Data Engineer - JobTarget LLC

Overview

As a Data Engineer at JobTarget LLC, I have been pivotal in designing and optimizing scalable data pipelines, ensuring seamless data integration, and driving business insights. My contributions have significantly improved data processing speeds and reduced operational costs.
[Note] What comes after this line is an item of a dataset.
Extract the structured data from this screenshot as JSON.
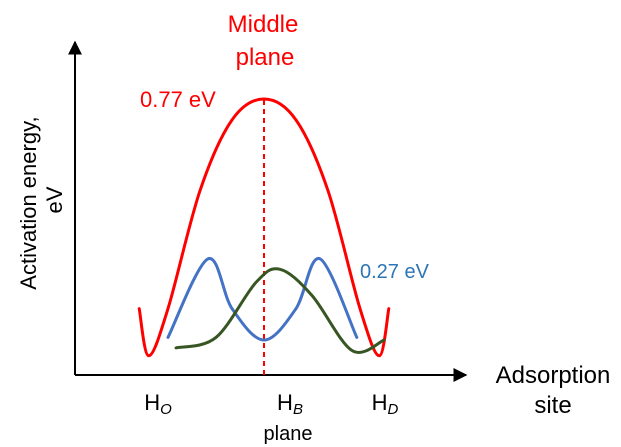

  • Position: Data Engineer
  • Company: JobTarget LLC
  • Duration: April 2022 - Present
  • Location: Stamford, CT
Key Metrics
  • 76+ Scalable data pipelines designed and deployed.
  • 25% Increase in processing speed through Spark optimizations.
  • 30% Reduction in operational costs by leveraging AWS solutions.
  • 10+ Team collaborations with data scientists for business insights.
Technologies Used
AWS (S3, Lambda, Glue, Athena, DMS) Apache Spark Apache Airflow Hudi PostgreSQL Serverless Terraform CloudFormation
Key Contributions
  • Leadership: Spearheaded the migration of traditional data pipelines to a cloud-native architecture, leading a cross-functional team of 5 engineers and collaborating with stakeholders to define project requirements and ensure timely delivery. Reduced infrastructure costs by 40% and improved scalability, enabling seamless handling of surges in data volume.
  • Problem-Solving: Diagnosed and resolved data bottlenecks in Apache Spark processes by implementing dynamic partitioning and caching strategies. Achieved a 25% increase in processing efficiency, reduced compute costs, and enhanced the reliability of data pipelines across the organization.
  • New Approaches: Introduced a Hudi-based lakehouse architecture, which reduced data duplication, enabled seamless upserts, and decreased storage costs by 30%. Migrated terabytes of data to AWS S3 while ensuring data integrity and minimal downtime. Improved query performance by 40%, enabling advanced analytics and machine learning workloads.
  • Collaboration: Partnered with data scientists and analysts to design optimized data marts, delivering actionable insights that supported high-impact decision-making. Reduced query times by 50% and enabled independent exploration of data through robust documentation and training sessions.
  • Scalability: Engineered real-time streaming pipelines using AWS DMS and Apache Spark Structured Streaming, processing millions of records per minute with sub-second latency. Designed a fault-tolerant system with checkpointing, ensuring reliability during peak loads.
  • Innovation: Automated pipeline monitoring and alerting using Apache Airflow and AWS CloudWatch, reducing manual intervention by 40%. Created custom metrics and dashboards, providing real-time visibility into pipeline performance and enabling proactive detection of issues.